My mouth is watering just looking at the photos. There is just something about meat and cheese that is so satisfying.
I have a mock trial competition this Friday, and I am so nervous and excited! It's the regional competition. I never thought my freshman year in mock trial that we could ever make it this far, and here I am as a senior going to regionals. So cool!
"All At Once" The Fray
Adapted from Confections of a Foodie Bride
Ingredients
- For the pretzel roll dough:
- 3/4 cup warm water
- 2 tsp (1 package) yeast
- 1 cup warmed milk (I used 2%)
- 2 Tbsp softened butter (I used Smart Balance)
- 4 1/2-4 3/4 cup all-purpose flour
- 3/4 tsp salt
- For the filling:
- ~1lb shredded chicken (about 3 generous cups)
- 4 oz cheddar, sliced and cut into 18 chunks
- 1/2 cup HEB Texas-style Barbecue Sauce
- 2 Tbsp honey
- For boiling and finishing:
- 2 quarts water
- 4 Tbsp baking soda
- 1 Tbsp salt
- 2 Tbsp honey whisked with 1 Tbsp water
Directions
- In your mixer bowl, sprinkle the yeast over the water and let proof for 10 minutes.
- Add the milk, softened butter, 4.5 cups of flour, and salt; knead for ~5 minutes. The dough should be smooth and slightly sticky and might not completely come off the bottom of the bowl. If overly sticky, add 1-2 Tbsp of extra flour at a time.
- Cover and let rise for an hour, or until doubled.
- Line 2 baking sheets with parchment paper and lightly oil.
- Turn dough out onto lightly floured surface and divide into 18 balls (a scale makes this easy to do in 2-oz portions). Cover with a light towel and prep the filling and boil.

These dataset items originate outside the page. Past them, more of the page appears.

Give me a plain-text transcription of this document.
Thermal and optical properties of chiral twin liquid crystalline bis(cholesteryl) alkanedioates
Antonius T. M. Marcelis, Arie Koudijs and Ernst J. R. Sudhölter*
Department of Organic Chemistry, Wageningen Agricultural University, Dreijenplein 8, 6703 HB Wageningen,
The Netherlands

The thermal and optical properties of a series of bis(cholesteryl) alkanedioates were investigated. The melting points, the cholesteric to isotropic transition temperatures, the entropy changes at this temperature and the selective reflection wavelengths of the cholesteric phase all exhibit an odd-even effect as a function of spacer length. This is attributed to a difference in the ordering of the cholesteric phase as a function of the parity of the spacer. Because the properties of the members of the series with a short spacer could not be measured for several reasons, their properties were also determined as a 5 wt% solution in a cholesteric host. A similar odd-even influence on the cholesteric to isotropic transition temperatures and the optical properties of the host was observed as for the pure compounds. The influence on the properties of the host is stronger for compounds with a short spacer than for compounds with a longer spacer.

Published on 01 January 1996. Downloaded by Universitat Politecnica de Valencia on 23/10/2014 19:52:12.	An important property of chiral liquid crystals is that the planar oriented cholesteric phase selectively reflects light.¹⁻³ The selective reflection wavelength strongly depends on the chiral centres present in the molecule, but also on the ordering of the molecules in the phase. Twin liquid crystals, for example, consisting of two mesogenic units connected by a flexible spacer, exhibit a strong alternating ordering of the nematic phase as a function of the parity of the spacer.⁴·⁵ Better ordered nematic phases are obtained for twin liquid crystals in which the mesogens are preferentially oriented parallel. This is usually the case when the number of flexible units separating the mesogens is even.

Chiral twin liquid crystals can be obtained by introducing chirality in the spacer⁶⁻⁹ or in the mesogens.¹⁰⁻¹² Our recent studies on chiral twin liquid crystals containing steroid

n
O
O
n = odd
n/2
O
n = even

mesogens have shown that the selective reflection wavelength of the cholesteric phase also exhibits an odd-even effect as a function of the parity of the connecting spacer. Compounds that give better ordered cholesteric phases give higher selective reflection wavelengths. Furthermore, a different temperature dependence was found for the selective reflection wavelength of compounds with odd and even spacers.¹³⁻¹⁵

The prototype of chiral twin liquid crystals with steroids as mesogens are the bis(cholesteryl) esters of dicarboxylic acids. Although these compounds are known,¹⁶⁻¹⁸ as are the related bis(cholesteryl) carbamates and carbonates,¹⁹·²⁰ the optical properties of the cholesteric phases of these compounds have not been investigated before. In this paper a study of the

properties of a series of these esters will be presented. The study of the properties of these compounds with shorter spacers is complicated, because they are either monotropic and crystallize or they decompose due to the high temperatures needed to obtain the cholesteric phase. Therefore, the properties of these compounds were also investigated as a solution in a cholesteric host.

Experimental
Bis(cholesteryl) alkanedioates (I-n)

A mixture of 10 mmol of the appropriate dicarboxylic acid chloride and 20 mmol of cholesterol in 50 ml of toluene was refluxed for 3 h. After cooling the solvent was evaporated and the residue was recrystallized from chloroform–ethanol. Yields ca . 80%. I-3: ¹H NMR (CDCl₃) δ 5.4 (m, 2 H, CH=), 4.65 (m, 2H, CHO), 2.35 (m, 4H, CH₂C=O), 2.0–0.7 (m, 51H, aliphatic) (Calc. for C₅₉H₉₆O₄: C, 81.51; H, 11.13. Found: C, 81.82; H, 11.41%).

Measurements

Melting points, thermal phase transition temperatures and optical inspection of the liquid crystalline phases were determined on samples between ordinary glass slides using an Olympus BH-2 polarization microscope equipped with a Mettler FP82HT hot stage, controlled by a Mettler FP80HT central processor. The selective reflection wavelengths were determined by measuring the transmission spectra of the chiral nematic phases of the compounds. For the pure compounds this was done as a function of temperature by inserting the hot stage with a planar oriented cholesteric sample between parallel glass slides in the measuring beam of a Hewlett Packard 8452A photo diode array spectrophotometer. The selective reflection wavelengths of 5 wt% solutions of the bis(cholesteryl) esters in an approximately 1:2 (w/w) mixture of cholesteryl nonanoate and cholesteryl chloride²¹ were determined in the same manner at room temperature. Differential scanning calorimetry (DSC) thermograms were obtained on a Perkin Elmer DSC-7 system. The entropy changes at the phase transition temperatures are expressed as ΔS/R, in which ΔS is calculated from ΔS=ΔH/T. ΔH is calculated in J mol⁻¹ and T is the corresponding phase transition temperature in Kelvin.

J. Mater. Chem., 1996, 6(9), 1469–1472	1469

- Place the pulled pork and red onion in a large bowl.
- Whisk together the honey and bbq sauce and pour over top of the pulled chicken, tossing to mix thoroughly.
- Keeping your surface lightly floured to prevent sticking, flatten your dough ball, top with a chunk of cheddar and a heaping small spoonful of pulled chicken (it might take you 1-2 rolls to figure out the perfect sized scoop of filling).
- Pull the edges of the dough to the top, pinching and crimping the roll to prevent any leaks. Transfer the roll to the prepared baking sheets (9 each).
- In a large pan, bring the water, baking soda, and salt to a boil.
- Working with 4-5 rolls at a time, boil the rolls 30 seconds on each side, transfer to the baking sheet with a slotted spoon, and slash the top of the rolls 2-3 times with a very sharp knife (but don't cut too thick or your cheese will ooze out the top).
- Bake the rolls for 18 minutes, glaze with the honey-water mixture, and then bake for an additional 5 minutes until golden brown.
- Sprinkle with coarse salt and serve. Leftovers should be refrigerated.